RND: Wie groß ist der Anteil der Bürgergeldempfänger, die arbeiten könnten, es aber nicht tun?
Bas: Etwa 1,8 Millionen der 5,5 Millionen Bürgergeldempfängerinnen und Bürgergeldempfänger stehen dem Arbeitsmarkt tatsächlich zur Verfügung. Von diesen sind jedoch viele nicht qualifiziert, haben also keinen Schul- oder Ausbildungsabschluss. Darunter sind viele Alleinerziehende, die Kinder betreuen oder Angehörige pflegen. Sie können nur wenige Stunden am Tag arbeiten. Diese Menschen in Arbeit zu bringen, ist bei schwacher Konjunktur eine Riesenaufgabe. Ich möchte diesen Menschen helfen. Wer sich im System aber gut eingerichtet hat und nebenbei schwarz arbeitet, dem werden wir das Leben deutlich schwerer machen.
RND: Wann legen Sie das Bürgergeld-Gesetz vor?
Bas: Das wird im Herbst ins Kabinett gehen.
RND: Wie sieht es mit dem Renten-Sofortprogramm aus?
Bas: Mütterrente und Stabilisierung des Rentenniveaus kommen nächsten Mittwoch ins Kabinett. Für die Stärkung der Betriebsrente brauchen wir wenige Wochen länger. Damit können dann auch kleine Betriebe künftig leichter eine Betriebsrente anbieten, indem sie sich an ein Modell eines anderen Unternehmens andocken.
RND: Die Arbeitslosenzahl ist im Juli auf knapp drei Millionen gestiegen. Wie lassen sich mehr Menschen in Arbeit bringen?
Bas: Durch ein starkes Wirtschaftswachstum. Dafür legen wir gerade ein gigantisches Investitionspaket auf. Und durch Qualifizierung. Im Koalitionsvertrag steht, dass wir jedem jungen Menschen einen Schulabschluss oder eine Ausbildung ermöglichen. Zusammen mit mehr Berufsberatung in den Schulen ist das der richtige Weg, um Arbeitslosigkeit gar nicht erst entstehen zu lassen. Und wir werden die Menschen schnellstmöglich in Arbeit vermitteln, die arbeiten können.
RND: Trotz steigender Arbeitslosigkeit gibt es weiter Fachkräftemangel.
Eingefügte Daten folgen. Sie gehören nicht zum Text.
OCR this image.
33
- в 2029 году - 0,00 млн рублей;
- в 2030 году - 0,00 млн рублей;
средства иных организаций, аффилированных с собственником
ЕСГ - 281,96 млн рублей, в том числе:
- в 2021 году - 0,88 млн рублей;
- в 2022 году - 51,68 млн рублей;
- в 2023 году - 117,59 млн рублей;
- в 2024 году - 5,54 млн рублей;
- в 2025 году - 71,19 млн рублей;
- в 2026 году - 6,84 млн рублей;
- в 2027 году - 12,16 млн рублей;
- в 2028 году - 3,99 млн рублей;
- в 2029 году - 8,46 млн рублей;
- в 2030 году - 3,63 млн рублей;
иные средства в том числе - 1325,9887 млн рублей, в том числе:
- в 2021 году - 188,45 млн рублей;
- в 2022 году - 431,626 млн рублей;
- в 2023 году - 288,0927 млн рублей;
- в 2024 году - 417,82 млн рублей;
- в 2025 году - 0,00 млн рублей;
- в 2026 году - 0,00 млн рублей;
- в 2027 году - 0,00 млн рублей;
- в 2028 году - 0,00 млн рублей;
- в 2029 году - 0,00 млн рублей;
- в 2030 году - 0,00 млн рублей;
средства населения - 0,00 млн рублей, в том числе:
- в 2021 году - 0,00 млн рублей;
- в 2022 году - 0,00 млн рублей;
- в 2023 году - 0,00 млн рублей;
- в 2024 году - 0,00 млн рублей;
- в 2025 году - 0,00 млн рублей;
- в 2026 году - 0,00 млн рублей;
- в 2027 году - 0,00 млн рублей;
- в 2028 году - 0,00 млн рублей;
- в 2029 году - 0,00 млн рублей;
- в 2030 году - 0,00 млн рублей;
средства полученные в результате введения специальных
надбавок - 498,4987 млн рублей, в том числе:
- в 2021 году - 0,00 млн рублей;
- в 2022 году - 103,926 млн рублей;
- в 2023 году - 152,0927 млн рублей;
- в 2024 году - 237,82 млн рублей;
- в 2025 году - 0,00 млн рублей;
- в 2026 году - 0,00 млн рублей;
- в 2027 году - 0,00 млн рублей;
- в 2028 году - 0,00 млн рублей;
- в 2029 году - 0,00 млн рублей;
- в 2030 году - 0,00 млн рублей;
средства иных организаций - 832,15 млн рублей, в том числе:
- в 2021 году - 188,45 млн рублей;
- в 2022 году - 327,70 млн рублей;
Die Anwerbeprogramme der vergangenen Jahre scheinen daran nicht viel geändert zu haben. Haben Sie eine andere Idee?
Bas: Oft hapert es an zu viel Bürokratie. Deshalb wollen wir die Verfahren zentralisieren, die bisher in jeder Kommune, jeder Ausländerbehörde einzeln laufen. In der "Work-and-Stay-Agentur" sollen alle Schritte gebündelt werden, damit sind auch die Ansprechpartner klarer. Dazu werden wir noch in diesem Herbst Eckpunkte vorlegen. Und die Wirtschaft ist gefragt: Wer Fachkräfte braucht, muss auch dafür sorgen, dass sie ausgebildet werden. Außerdem ist es nicht hilfreich, wenn Menschen mit einem Arbeits- oder Ausbildungsplatz abgeschoben werden. Diese Praxis führt auch dazu, dass Arbeitgeber Menschen mit unklarer Aufenthaltsperspektive gar nicht erst einstellen. Sie wissen ja nicht, wie lange diese Menschen bleiben können. Die Rechtslage wurde in der letzten Wahlperiode verändert. Wir müssen aufpassen, dass die schärfere Migrationspolitik nicht den Fachkräftemangel erhöht.
RND: Die Koalition will für mehr Tarifverträge sorgen. Nun gibt es Fälle wie den Lebensmittel-Bringdienst Lieferando, bei dem Fahrer entlassen werden, nachdem für Tarif-Verträge gestreikt wurde. Der Ersatz läuft dann über Subunternehmen. Wie reagieren Sie?
Bas: Gute Arbeitsbedingungen müssen auch für die Angebote der Lieferdienste und andere Bereiche der Plattformökonomie gelten. Dafür setzen wir jetzt schnell eine entsprechende EU-Richtlinie um.
RND: Kommen wir zur SPD. Die liegt in Umfragen weiter bei um die 15 Prozent. Wie kommt die Partei aus der Krise?
Bas: Die SPD ist in keinem guten Zustand. Wir müssen wieder Vertrauen bei den Wählerinnen und Wählern gewinnen. Wir müssen eine Politik anbieten, die verstanden wird. Was wir auf Bundesparteitagen diskutieren ist oft weit weg von dem, was die SPD-Basis beschäftigt. Wir müssen unseren Mitgliedern wieder den Spaß an der eigenen Partei und auch den Stolz wiedergeben. Und die SPD muss wieder Kümmererpartei werden, zu der man wie früher kommen konnte, zum Beispiel mit einem Behördenbrief. Die Menschen spüren im Moment nicht, wieso sie Politik oder Parteien brauchen in ihrer Lebenswelt. Das müssen wir wieder hinkriegen. Das wird nicht von heute auf morgen gehen. Aber drei, vier Jahre Zeit haben wir auch nicht.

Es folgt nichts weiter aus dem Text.